Six interpretations:

  • Epistemic problem and suffering: The unfulfillment of a dream differ from mere epistemic failure. It is not simply that our predictive faculties erred; the difference between expectation and reality creates actual suffering. This interpretation posits a deep connection between knowledge (or lack thereof) and emotional states. The “worse” here stands for the painful experiential consequences of unfulfilled dreams and suggests that dreams carry more weight than mere predictions.
  • Comparative suffering through awareness: Knowing how things could have been good intensifies the pain of how they actually are. In this interpretation, suffering is relative to modal cognition. It is not just about the absolute state of things, but how that state compares to imagined alternatives. The “worse” in this case stands for the deeper suffering that comes from awareness of missed potential and implies that ignorance of better possibilities is often a blessing.
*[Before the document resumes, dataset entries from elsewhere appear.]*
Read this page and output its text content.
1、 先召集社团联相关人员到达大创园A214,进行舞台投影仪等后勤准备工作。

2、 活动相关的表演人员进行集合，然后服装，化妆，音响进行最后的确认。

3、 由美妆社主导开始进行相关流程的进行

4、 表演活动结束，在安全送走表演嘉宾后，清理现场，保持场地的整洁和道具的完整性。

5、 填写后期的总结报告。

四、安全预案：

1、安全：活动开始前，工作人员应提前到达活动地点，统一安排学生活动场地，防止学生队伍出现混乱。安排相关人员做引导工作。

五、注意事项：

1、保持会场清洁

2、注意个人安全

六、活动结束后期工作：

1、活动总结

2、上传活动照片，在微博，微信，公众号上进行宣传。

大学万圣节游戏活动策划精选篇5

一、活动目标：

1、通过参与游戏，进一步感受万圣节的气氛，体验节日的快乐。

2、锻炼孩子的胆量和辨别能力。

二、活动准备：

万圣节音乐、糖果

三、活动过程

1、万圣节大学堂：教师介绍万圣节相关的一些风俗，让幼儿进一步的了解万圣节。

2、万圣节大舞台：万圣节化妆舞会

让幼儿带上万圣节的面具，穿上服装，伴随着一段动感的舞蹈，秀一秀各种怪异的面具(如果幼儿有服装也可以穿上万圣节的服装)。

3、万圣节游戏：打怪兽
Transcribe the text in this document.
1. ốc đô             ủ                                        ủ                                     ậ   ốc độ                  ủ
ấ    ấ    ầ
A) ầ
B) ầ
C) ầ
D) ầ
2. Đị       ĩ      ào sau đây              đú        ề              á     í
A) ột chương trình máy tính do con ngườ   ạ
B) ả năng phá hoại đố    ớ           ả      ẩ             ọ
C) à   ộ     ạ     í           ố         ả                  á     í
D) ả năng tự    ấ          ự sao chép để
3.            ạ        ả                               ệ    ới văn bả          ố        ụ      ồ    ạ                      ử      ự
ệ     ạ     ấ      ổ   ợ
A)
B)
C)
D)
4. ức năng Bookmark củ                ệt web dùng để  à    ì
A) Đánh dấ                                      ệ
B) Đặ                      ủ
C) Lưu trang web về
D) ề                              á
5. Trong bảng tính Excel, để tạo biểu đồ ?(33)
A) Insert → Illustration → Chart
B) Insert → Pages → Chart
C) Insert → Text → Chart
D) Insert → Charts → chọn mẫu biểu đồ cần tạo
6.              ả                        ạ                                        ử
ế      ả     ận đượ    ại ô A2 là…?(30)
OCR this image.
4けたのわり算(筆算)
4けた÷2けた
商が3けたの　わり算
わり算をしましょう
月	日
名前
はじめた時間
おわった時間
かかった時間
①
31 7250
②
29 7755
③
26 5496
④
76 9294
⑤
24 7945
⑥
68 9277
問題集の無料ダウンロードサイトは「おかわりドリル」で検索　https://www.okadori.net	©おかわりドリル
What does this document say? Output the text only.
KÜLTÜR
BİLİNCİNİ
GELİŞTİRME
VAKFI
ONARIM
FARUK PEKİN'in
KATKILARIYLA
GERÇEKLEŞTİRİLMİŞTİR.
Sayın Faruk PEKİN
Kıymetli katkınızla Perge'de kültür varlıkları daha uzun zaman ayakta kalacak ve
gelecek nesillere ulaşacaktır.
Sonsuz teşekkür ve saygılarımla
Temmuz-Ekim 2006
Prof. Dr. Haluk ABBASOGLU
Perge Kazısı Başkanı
  • Dreams as non-truth-apt concepts: This interpretation challenges the very notion that dreams can be “true” or “false”. It suggests that dreams, like aesthetic judgments etc., exist in a conceptual realm where truth values don not apply. The “worse” here is the realization that we have been categorizing dreams incorrectly all along and forces a reevaluation of how we understand hopes and aspirations. This raises questions about the nature of dreams and their relation to truth-apt cognitions. There clearly is some connection (our dreams are usually based on some factual understanding), but at some point, dreams become non-truth-apt.
  • External origin of dreams: If a dream is a lie, it might originate from outside of a person. Usually, a lie is something that person X tells person Y (where X =/= Y). If dreams originate from outside ourselves, this introduces complex questions about personal identity and autonomy. If our dreams shape us but come from external sources, how authentic is our sense of self? The “worse” in this scenario is the potential loss of agency and the unsettling implication that our deepest aspirations might not be our own.
  • False memory and retrospective dream construction: This interpretation suggests that we might fabricate dreams retrospectively in response to present dissatisfaction. We see the world as unsatisfactory and only then falsely remember having dreamed of something better. The “worse” here stands for two things: the realization that our memories are unreliable, and the unsettling idea that our capacity to perceive the world as not-so-great depends on illusory past hopes.
  • Persistent memory and inescapable comparison: Dreams that come from memory haunt us more persistently than recent realizations of how things could be better. The “worse” in this case stands for the inescapable nature of these dream-memories that constantly remind us of unmet expectations. This interpretation highlights the tyranny of memory over present experience and suggest that the past dreams we carry with us shape our perception of reality in more profound and potentially painful ways than present perceptions

Be that as it may, I think the lyrics capture something important. We hate it when our dreams don’t come true. However, we must remember that Nightmare is a fantasy that became reality as Slavoj Žižek said.